Production Checklist

Before deploying a scraper to production:

  1. Test with 5 URLs before running 5,000
  2. Cache raw HTML during development to avoid hammering targets
  3. Log everything — URL, status code, response size, parse time
  4. Handle None everywhere — every select_one() can return None
  5. Validate output — check that extracted fields are non-empty before saving
  6. Monitor file sizes — empty or suspiciously small outputs indicate blocking
  7. Set realistic timeouts — 30s for page loads, 60s for slow government sites
  8. Respect robots.txt — at minimum for legal protection and to stay undetected longer
  9. Use a session — reuse TCP connections and cookies across requests
  10. Rotate proxies via ThorData for any volume above ~100 URLs per day
import logging
logging.basicConfig(
    level=logging.INFO,
    format="%(asctime)s %(levelname)s %(message)s",
    handlers=[
        logging.FileHandler("scraper.log"),
        logging.StreamHandler(),
    ]
)
logger = logging.getLogger(__name__)

# Template for every production scrape
def scrape_url(url: str, session: requests.Session) -> dict:
    start = time.time()
    try:
        resp = session.get(url, timeout=30)
        elapsed = time.time() - start
        logger.info(f"GET {url} → {resp.status_code} ({len(resp.content)} bytes, {elapsed:.2f}s)")

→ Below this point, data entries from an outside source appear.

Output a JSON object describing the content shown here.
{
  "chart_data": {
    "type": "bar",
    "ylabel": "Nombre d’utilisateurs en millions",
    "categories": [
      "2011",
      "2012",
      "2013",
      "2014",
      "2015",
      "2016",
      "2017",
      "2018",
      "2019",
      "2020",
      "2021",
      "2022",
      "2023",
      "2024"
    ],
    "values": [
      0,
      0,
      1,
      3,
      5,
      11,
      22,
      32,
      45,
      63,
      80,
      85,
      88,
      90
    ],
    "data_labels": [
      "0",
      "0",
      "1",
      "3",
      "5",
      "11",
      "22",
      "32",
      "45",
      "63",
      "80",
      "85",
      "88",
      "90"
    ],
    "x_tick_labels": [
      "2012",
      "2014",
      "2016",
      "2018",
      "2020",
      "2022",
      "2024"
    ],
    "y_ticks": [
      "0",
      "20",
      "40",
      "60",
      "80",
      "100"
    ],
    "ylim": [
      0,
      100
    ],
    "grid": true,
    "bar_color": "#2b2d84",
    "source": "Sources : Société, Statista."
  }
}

        if resp.status_code != 200:
            logger.warning(f"Non-200 status for {url}: {resp.status_code}")
            return {"url": url, "error": f"HTTP {resp.status_code}", "data": None}

        soup = BeautifulSoup(resp.text, "lxml")
        data = extract_data(soup)  # Your extraction logic

        return {"url": url, "data": data, "error": None}

    except requests.Timeout:
        logger.error(f"Timeout fetching {url}")
        return {"url": url, "error": "timeout", "data": None}
    except Exception as e:
        logger.exception(f"Unexpected error for {url}: {e}")
        return {"url": url, "error": str(e), "data": None}

Summary

BeautifulSoup handles the HTML parsing layer of web scraping reliably and efficiently. Pair it with requests for simple static sites, httpx for async work, and playwright when JavaScript rendering is required. Add proper headers to avoid easy detection, proxy rotation via ThorData for volume work, and tenacity for retry logic. Define your output schema before you start extracting data.

The biggest wins in production scraping come not from clever parsing tricks but from respecting the fundamental rules: look like a browser, rotate your IP, slow down, handle failures gracefully, and always validate your output before assuming the scraper worked.